The 1940s and 1950s showed a shift of color, form, and compositional depth in Milton’s work. In Husband and Wife (1945) and March in Brown (1954), the pictorial plane is flattened and comprised of simplified, figurative forms filled with blocks of color. His non-traditional use of color serves to provide the essence of the moment, rather than the depiction of the subject. In Husband and Wife, Milton’s orange face and Sally’s green face together evoke a tense domestic situation. In March in Brown, the female figure’s body language is restrained, yet she remains a large presence within the frame.
Two later works by Sally and March employ similar uses of color and composition. March’s work, Orange Sand (1962), features two figures seated on the sand facing each other. The background (the sand) is bright orange, while the figures are painted in outline using shades of blue and green. Although the figures are in close proximity to one another, there is an emotional distance between them, which is in part expressed through their wary, tentative body language. Sally’s Untitled Ibex, (1970) is a painting of three ibex against a bright orange background. Sally painted the ibex with blocks of color — purple and yellow, respectively, and added the most detail to their horns. The flattened pictorial plane is also on display here.
A poetic and lyrical work of Sally’s is Five Birches (1977). Created twelve years after Milton’s death, this painting shows the confident evolution of Sally’s style. Using the signature Avery flattened spatial plane, the color palette is singular, with a cotton candy pink landscape. The middle ground contains layered swatches of green, yellow and orange, with scratched textural lines. Simple, organic lines form the birch trees. March painted the same subject in her work Spring Birches (1977). Her style is also uniquely her own; although she uses the same cotton candy pink background, there is more depth and detail in the branches. It is reminiscent of a whimsical forest from a childhood story.
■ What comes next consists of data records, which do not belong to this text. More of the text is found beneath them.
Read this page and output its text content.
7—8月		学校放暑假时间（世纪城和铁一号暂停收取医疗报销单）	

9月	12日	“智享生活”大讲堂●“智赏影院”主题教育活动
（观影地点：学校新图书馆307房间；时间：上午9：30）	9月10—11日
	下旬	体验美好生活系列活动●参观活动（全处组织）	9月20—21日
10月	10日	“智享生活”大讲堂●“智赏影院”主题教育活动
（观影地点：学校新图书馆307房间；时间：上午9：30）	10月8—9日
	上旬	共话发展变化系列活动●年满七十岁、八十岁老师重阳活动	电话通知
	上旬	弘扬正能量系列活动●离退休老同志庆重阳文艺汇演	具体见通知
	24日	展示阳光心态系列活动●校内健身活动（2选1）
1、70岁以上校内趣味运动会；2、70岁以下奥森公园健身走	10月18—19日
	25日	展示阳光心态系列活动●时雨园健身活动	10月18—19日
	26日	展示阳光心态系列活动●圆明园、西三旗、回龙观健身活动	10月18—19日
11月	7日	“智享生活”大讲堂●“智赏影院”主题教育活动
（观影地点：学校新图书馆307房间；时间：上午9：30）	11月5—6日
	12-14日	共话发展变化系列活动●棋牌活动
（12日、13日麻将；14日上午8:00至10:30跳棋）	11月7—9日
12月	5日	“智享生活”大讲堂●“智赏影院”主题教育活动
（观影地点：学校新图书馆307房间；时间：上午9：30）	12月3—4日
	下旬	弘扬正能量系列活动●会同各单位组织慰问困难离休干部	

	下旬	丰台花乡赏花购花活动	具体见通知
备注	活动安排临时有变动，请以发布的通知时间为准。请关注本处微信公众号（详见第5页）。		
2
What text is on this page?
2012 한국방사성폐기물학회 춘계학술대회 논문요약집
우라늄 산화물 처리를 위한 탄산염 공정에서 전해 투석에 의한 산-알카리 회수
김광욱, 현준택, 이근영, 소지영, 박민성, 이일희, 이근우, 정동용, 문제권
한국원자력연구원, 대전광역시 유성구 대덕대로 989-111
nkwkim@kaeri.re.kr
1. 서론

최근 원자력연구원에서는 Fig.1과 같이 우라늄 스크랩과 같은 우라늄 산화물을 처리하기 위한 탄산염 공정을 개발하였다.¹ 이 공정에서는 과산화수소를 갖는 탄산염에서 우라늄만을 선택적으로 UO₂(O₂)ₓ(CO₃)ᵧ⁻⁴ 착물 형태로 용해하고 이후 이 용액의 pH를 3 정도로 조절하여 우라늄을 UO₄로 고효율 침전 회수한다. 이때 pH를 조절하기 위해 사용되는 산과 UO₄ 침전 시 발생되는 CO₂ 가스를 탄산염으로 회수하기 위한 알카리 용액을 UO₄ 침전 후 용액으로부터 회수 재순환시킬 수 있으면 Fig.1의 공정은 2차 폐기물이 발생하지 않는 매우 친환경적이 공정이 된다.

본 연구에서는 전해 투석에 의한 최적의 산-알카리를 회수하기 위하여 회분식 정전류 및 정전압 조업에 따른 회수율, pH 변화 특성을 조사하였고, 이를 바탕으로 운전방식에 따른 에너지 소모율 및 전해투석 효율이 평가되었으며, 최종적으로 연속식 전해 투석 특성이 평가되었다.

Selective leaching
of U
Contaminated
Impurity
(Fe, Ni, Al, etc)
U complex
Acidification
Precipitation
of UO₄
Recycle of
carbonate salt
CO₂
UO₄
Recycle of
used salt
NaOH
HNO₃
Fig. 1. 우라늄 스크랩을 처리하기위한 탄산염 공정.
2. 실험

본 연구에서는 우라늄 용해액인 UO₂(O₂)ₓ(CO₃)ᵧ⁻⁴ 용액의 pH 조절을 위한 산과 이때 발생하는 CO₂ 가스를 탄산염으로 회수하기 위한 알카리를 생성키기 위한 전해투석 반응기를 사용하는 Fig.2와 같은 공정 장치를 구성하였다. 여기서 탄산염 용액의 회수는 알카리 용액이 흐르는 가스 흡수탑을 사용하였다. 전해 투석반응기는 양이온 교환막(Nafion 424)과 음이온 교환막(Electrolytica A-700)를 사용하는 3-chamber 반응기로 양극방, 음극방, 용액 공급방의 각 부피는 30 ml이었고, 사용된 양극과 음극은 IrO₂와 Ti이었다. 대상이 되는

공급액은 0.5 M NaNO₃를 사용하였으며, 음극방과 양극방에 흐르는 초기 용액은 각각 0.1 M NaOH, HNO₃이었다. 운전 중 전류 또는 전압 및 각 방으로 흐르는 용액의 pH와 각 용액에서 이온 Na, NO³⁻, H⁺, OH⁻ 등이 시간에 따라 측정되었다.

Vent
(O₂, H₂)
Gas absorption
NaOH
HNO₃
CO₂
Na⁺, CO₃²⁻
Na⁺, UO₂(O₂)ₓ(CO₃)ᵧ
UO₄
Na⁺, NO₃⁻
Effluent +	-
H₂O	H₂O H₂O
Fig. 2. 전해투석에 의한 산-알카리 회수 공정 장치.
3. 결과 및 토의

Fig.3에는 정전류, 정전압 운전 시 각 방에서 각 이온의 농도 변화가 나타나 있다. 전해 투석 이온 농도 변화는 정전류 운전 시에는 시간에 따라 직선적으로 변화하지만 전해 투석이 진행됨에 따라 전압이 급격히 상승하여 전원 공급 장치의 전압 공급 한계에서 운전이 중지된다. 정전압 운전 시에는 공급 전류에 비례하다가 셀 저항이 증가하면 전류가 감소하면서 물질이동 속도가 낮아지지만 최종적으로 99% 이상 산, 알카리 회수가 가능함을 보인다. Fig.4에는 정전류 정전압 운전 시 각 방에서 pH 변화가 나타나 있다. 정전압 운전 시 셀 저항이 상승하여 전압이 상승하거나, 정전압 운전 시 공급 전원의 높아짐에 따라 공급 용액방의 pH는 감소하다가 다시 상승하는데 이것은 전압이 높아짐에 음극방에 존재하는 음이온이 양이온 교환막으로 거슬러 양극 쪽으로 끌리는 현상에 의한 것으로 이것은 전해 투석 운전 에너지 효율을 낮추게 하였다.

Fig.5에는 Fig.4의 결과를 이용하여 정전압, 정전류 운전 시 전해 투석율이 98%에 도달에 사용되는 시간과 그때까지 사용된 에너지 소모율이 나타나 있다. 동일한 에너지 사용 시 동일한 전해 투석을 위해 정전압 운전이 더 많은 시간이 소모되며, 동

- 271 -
Much has been written about Milton Avery’s influence on Abstract Expressionism and his friendships with Mark Rothko, Barnett Newman and Adolph Gottlieb. While Milton remained true to his compositional style, I found it interesting that some of his last works moved completely into the abstract realm. Perhaps this is due to Rothko spending a few summers with the Avery family towards the end of Milton’s life, and their influence on one another. Boathouse by the Sea (1959) shows Milton’s departure from a recognizable subject into pure color experimentation. Although the work is oil on canvas, the paint is applied in thin washes, revealing the canvas underneath.
While most critics credit Milton with the Avery style, it is evident from their work that Milton, Sally, and March influenced one another. They were each other’s models, fans and critics. While Milton was said to be a quiet and reserved man, the family communicated through their art, and art was the primary focus of their lives.
The Modern’s Milton Avery exhibit offers much to explore. There are so many interesting works, and my favorites were not available for reproduction. The beautifully printed catalog has an excellent essay by curator Edith Devaney of the Royal Academy of Arts in London. The Jody Klotz exhibition is worth a trip to Abilene. The show’s catalog is available on the gallery website, but it’s difficult to get a sense of scale without viewing the works in person.